A defining choice in this budget is the effective 21 percent pay increase for civil servants, achieved through a 10 percent base salary hike and a new performance motivation allowance. Inflation justifies wage adjustments, but the broader message is that the largest financial windfall goes to one of the most secure demographics in the country, as the state fails to provide a similarly strong employment strategy for the hundreds of thousands of young Nepalis leaving for jobs abroad. On top of that, the performance-linked allowance lacks clear evaluation metrics or transparency protocols. This raises doubts about whether it will improve public service delivery or simply fuel patronage.
On employment, the budget offers no transformative framework to lower Nepal’s heavy dependence on remittances, which sustain a third of the GDP. Instead, it leaves job creation entirely to the private sector, leaning heavily on a traditional trickle-down growth theory. However, the sectors receiving the heaviest incentives, such as technology, hydropower and capital markets, are capital-intensive and cannot naturally absorb the vast pool of unskilled and semi-skilled workers driving the labour migration crisis.

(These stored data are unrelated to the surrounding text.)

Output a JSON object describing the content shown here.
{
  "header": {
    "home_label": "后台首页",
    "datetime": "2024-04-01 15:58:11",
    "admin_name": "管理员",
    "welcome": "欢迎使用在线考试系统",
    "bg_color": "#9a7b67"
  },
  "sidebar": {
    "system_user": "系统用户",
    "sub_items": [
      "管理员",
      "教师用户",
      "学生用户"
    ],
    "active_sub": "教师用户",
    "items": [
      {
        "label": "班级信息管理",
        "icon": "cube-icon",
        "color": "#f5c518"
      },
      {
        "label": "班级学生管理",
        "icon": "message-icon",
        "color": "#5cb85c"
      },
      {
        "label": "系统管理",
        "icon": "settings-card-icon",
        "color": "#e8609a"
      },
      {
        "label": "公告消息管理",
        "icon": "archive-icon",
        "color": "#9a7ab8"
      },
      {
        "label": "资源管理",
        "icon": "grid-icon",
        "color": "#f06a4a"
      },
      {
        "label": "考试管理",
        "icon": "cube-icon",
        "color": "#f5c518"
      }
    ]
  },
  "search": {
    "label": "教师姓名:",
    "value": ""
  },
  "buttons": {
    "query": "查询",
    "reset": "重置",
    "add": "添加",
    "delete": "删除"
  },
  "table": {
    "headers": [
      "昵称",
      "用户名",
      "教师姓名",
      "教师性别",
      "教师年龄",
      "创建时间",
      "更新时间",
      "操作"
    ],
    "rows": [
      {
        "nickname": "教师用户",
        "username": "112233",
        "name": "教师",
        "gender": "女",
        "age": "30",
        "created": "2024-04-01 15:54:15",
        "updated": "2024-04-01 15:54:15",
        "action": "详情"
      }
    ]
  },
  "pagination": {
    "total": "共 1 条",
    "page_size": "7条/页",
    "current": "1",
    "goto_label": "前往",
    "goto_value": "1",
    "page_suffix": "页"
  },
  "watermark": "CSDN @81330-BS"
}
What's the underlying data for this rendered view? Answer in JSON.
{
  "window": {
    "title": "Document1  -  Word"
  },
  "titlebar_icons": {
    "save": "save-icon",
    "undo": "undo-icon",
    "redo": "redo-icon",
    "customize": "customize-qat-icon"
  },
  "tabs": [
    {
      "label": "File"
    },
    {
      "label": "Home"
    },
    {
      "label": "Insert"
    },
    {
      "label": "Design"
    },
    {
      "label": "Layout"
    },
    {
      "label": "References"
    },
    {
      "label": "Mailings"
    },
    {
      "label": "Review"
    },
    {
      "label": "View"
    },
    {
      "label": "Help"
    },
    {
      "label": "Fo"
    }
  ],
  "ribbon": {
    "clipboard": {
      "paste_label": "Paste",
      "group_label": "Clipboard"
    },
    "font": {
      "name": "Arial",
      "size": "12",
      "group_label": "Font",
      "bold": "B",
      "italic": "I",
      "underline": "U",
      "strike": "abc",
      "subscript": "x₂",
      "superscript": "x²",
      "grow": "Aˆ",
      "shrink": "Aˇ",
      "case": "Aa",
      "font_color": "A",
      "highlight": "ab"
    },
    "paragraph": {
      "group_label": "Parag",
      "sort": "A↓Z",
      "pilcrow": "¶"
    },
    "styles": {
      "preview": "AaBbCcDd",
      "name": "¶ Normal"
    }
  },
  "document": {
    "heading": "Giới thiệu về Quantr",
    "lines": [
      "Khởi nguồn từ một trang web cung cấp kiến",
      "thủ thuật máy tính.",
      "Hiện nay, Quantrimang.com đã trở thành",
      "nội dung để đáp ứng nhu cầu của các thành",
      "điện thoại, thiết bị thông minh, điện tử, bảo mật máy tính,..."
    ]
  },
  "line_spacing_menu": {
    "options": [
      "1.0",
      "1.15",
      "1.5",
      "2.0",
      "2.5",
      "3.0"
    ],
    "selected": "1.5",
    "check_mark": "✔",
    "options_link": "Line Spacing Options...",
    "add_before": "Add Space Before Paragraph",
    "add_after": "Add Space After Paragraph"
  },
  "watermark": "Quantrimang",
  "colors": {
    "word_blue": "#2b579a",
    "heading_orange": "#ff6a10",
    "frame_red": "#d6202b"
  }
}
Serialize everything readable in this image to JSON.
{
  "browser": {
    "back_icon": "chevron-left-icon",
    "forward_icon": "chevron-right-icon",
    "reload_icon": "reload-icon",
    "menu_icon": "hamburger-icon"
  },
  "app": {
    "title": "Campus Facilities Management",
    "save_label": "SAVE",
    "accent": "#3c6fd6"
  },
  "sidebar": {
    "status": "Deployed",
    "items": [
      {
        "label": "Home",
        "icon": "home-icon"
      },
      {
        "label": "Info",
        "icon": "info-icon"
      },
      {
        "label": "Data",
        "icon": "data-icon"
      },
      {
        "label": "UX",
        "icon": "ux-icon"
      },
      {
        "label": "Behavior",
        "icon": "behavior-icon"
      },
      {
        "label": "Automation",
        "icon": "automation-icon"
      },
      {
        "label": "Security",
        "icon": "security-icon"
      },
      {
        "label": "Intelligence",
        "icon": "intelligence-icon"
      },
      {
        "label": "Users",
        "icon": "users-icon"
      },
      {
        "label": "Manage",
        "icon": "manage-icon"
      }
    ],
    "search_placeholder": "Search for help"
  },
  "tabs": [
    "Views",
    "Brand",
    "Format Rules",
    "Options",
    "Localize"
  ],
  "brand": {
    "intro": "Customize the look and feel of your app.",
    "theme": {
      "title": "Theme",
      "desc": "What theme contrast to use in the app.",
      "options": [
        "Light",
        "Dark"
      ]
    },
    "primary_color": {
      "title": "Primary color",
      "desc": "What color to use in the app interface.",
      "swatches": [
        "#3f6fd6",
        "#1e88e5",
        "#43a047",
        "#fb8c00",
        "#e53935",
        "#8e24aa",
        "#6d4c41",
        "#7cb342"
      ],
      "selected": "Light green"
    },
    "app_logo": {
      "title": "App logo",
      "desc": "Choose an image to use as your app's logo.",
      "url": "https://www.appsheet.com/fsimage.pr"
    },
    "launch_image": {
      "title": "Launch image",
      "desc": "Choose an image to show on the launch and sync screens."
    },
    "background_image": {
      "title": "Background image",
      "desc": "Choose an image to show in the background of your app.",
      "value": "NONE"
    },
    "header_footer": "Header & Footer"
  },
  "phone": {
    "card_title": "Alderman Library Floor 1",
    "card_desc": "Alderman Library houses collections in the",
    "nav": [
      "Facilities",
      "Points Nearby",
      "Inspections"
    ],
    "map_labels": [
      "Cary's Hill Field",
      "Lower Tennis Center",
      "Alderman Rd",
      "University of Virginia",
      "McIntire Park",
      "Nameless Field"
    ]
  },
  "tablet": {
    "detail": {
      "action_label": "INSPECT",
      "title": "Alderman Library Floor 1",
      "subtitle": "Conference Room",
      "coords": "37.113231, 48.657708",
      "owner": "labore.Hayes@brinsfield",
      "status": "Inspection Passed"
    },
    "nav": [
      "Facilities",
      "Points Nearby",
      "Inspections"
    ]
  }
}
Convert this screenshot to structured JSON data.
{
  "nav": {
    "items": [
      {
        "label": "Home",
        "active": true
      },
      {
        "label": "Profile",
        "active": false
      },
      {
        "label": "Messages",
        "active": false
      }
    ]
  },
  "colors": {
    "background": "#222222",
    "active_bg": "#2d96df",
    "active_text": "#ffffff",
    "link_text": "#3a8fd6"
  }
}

Agriculture highlights a similar pivot towards corporate commercialisation. The government has introduced massive incentives tailored for agricultural investments exceeding Rs20 million to modernise and industrialise farming. While boosting productivity is necessary, the high financial threshold excludes ordinary smallholders. The primary beneficiaries will likely be agribusiness firms and institutional investors. Without deliberate safeguards, this transition risks boosting overall output numbers while failing to enhance the livelihoods of rural smallholders, shifting agricultural policy from a focus on farmers to a focus on corporate capital.
The private sector is undeniably the main beneficiary of this fiscal blueprint. Eased customs duties on raw materials, eliminated excise duties on hundreds of products, provided startup concessions and the official introduction of capital market reforms like intraday trading and short-selling demonstrate a pro-market stance. However, market confidence cannot be created purely through budget speeches. Nepal’s business community has endured years of policy flip-flops, regulatory delays and inconsistent enforcement. Real confidence will only return when these reforms are predictably executed over time.
The vulnerable segments of the population remain largely invisible in the policy document. Unlike past budgets that featured prominent safety-net initiatives, rural housing projects or targeted relief programmes, this framework bets entirely on market growth trickling down. Nepal urgently needs private investment and economic vibrancy, but growth does not guarantee social inclusion. Unregulated markets can create wealth while expanding inequality. The benefits of this budget, in the absence of intentional guardrails, will disproportionately favour those who already have access to capital and education.